No entanto, este item foi ignorado pelo juiz José Henrique Neiva de Carvalho e Silva, da 44ª Zona Eleitoral de Campo Grande. Ele aprovou sem ressalvas a candidatura do radialista. Também não houve manifestação contrária do Ministério Público Eleitoral.

De acordo com advogado especialista em direito eleitoral, a homologação só poderia ocorrer mediante liminar de instância superior suspendendo a sentença e permitindo o registro do candidato.

Neste caso, a liminar valeria até o dia 19 de dezembro do ano passado, quando o processo transitou em julgado e a sentença foi mantida pela STJ (Superior Tribunal de Justiça), conforme divulgado pelo site O Jacaré, com exclusividade, na terça-feira.

José Henrique Neiva, da 44ª Zona Eleitoral, não exigiu nem liminar para autorizar candidatura de condenado em segunda instância (Foto: Arquivo)

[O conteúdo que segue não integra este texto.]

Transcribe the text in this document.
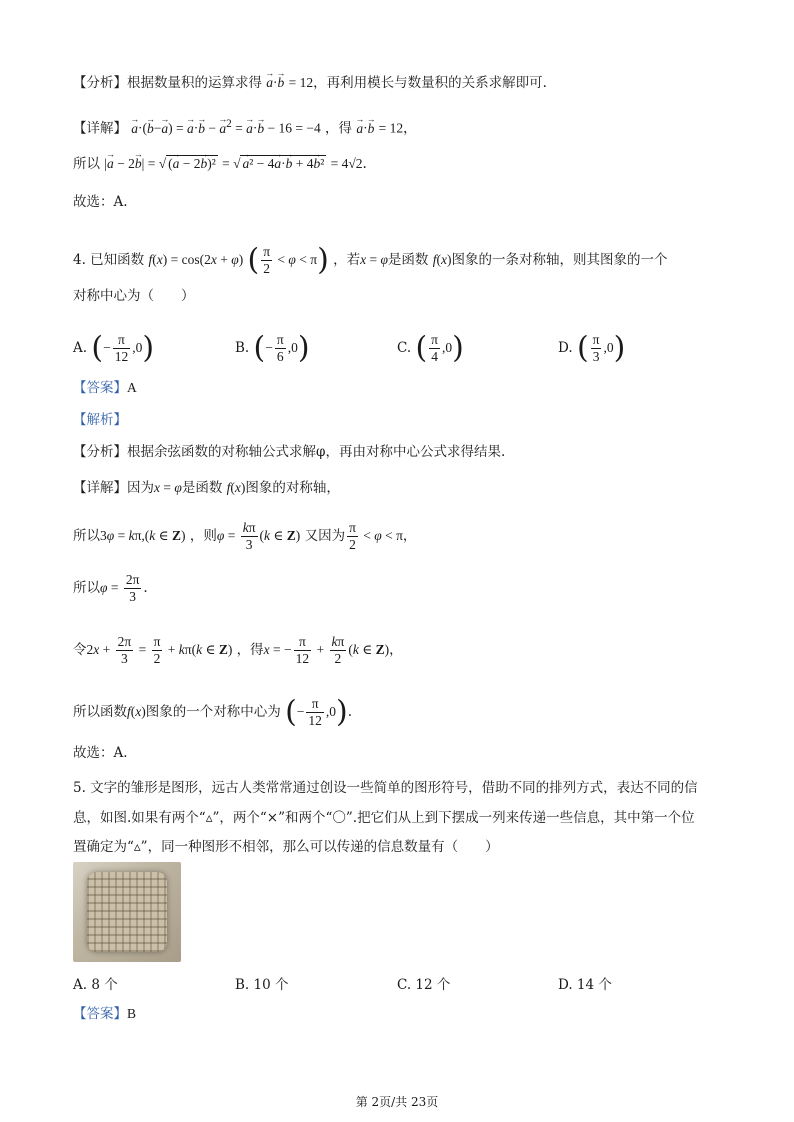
【分析】根据数量积的运算求得 → a·→ b = 12，再利用模长与数量积的关系求解即可.
【详解】 → a·(→ b−→ a) = → a·→ b − → $a^2$ = → a·→ b − 16 = −4 ，得 → a·→ b = 12，
所以 |→ a − 2→ b| = √ (→ a − 2→ b)² = √ → a² − 4→ a·→ b + 4→ b² = 4√2.
故选：A.
4. 已知函数 f(x) = cos(2x + φ) ( $\frac{\pi}{2} < \varphi < \pi$) ，若x = φ是函数 f(x)图象的一条对称轴，则其图象的一个
对称中心为（　　）
A. (− $\frac{\pi}{12} ,0$)	B. (− $\frac{\pi}{6} ,0$)	C. ( $\frac{\pi}{4} ,0$)	D. ( $\frac{\pi}{3} ,0$)
【答案】A
【解析】
【分析】根据余弦函数的对称轴公式求解φ，再由对称中心公式求得结果.
【详解】因为x = φ是函数 f(x)图象的对称轴，
所以3φ = kπ,(k ∈ Z) ，则$\varphi = \frac{k\pi}{3} (k$ ∈ Z) 又因为 $\frac{\pi}{2} < \varphi < \pi$，
所以$\varphi = \frac{2\pi}{3}$ .
令$2x + \frac{2\pi}{3} = \frac{\pi}{2} + k\pi(k$ ∈ Z) ，得x = − $\frac{\pi}{12} + \frac{k\pi}{2} (k$ ∈ Z)，
所以函数f(x)图象的一个对称中心为 (− $\frac{\pi}{12} ,0$).
故选：A.
5. 文字的雏形是图形，远古人类常常通过创设一些简单的图形符号，借助不同的排列方式，表达不同的信
息，如图.如果有两个“▵”，两个“×”和两个“〇”.把它们从上到下摆成一列来传递一些信息，其中第一个位
置确定为“▵”，同一种图形不相邻，那么可以传递的信息数量有（　　）
A. 8 个	B. 10 个	C. 12 个	D. 14 个
【答案】B
第 2页/共 23页
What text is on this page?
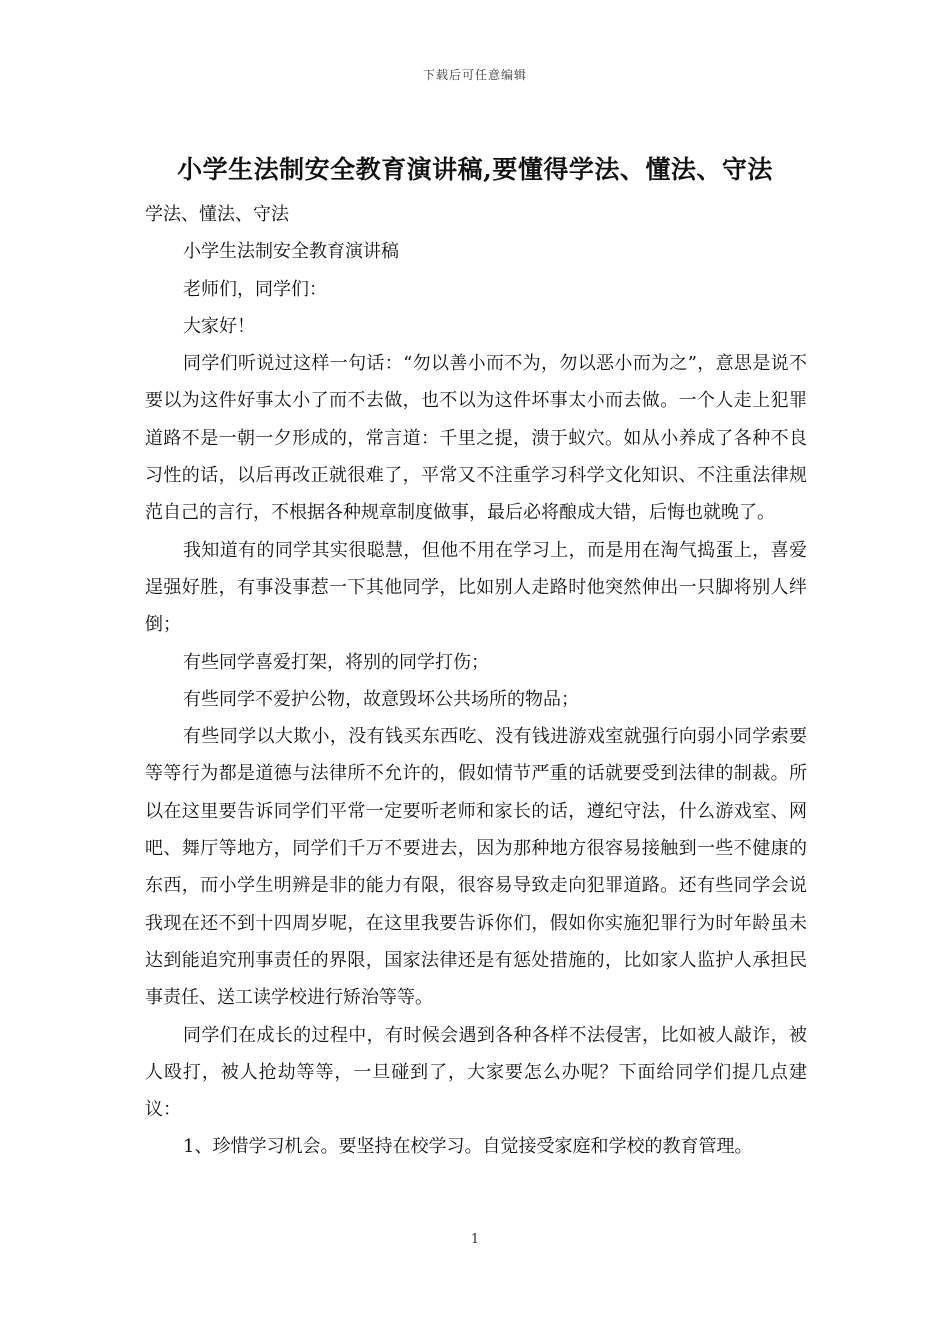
下载后可任意编辑
小学生法制安全教育演讲稿,要懂得学法、懂法、守法

学法、懂法、守法

小学生法制安全教育演讲稿

老师们，同学们：

大家好！

同学们听说过这样一句话：“勿以善小而不为，勿以恶小而为之”，意思是说不要以为这件好事太小了而不去做，也不以为这件坏事太小而去做。一个人走上犯罪道路不是一朝一夕形成的，常言道：千里之提，溃于蚁穴。如从小养成了各种不良习性的话，以后再改正就很难了，平常又不注重学习科学文化知识、不注重法律规范自己的言行，不根据各种规章制度做事，最后必将酿成大错，后悔也就晚了。

我知道有的同学其实很聪慧，但他不用在学习上，而是用在淘气捣蛋上，喜爱逞强好胜，有事没事惹一下其他同学，比如别人走路时他突然伸出一只脚将别人绊倒；

有些同学喜爱打架，将别的同学打伤；

有些同学不爱护公物，故意毁坏公共场所的物品；

有些同学以大欺小，没有钱买东西吃、没有钱进游戏室就强行向弱小同学索要等等行为都是道德与法律所不允许的，假如情节严重的话就要受到法律的制裁。所以在这里要告诉同学们平常一定要听老师和家长的话，遵纪守法，什么游戏室、网吧、舞厅等地方，同学们千万不要进去，因为那种地方很容易接触到一些不健康的东西，而小学生明辨是非的能力有限，很容易导致走向犯罪道路。还有些同学会说我现在还不到十四周岁呢，在这里我要告诉你们，假如你实施犯罪行为时年龄虽未达到能追究刑事责任的界限，国家法律还是有惩处措施的，比如家人监护人承担民事责任、送工读学校进行矫治等等。

同学们在成长的过程中，有时候会遇到各种各样不法侵害，比如被人敲诈，被人殴打，被人抢劫等等，一旦碰到了，大家要怎么办呢？下面给同学们提几点建议：

1、珍惜学习机会。要坚持在校学习。自觉接受家庭和学校的教育管理。

1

Lucas Lima repetiu que não teve a intenção de cometer crime e está tranquilo com a manutenção do mandato de vereador. “Já se fala da decisão do colegiado”, esclarece, sobre a certidão que teria apresentado à Justiça Eleitoral.

Na declaração, enviada pelo radialista ao blog O Jacaré, a Justiça informa da condenação em primeira instância, ocorrida em 2012, e da manutenção da sentença pelo TRF3 em fevereiro de 2016. A candidatura foi homologada por José Henrique Neiva no dia 22 de agosto de 2016.

“Minha candidatura foi aprovada (pelo juiz). Fui diplomado e tomei posse. Pra tudo isso, o MP e o TRE analisaram os documentos”, ressaltou o vereador, que não teme perder o mandato por causa da condenação.

“Jamais faria isso, de sonegar uma informação tão importante quanto essa ao TRE, sendo candidato e sabendo das minhas chances de ganhar uma eleição”, frisou.

No entanto, o assunto vem rendendo polêmica.

Agora, a dúvida é saber se alguém errou e quem cometeu o deslize.

Cury já sonha com o retorno à Câmara Municipal após um ano: é a lei (Foto: Arquivo)

Médico pede a cassação do mandato de colega de partido

O médico Eduardo Cury (SD) entrou com petição pedindo a cassação do mandato do radialista Lucas Lima (SD). O pedido será analisado pelo juiz Olivar Augusto Roberti Coneglian, substituto da 44ª Zona Eleitoral, segundo o site Midiamax.

Cury entrou na briga para substituir o mandato do colega de partido. Os dois são do Solidariedade.

Esta pode ser a segunda vez que o médico substitui um vereador cassado. Na legislatura anterior, ele substituiu Paulo Pedra (PDT), cassado pela Justiça Eleitoral por compra de votos.

Ao Midiamax, o advogado Ary Raghiant Neto, explicou que condenação criminal, quando transitada em julgado, é caso de perda dos direitos políticos.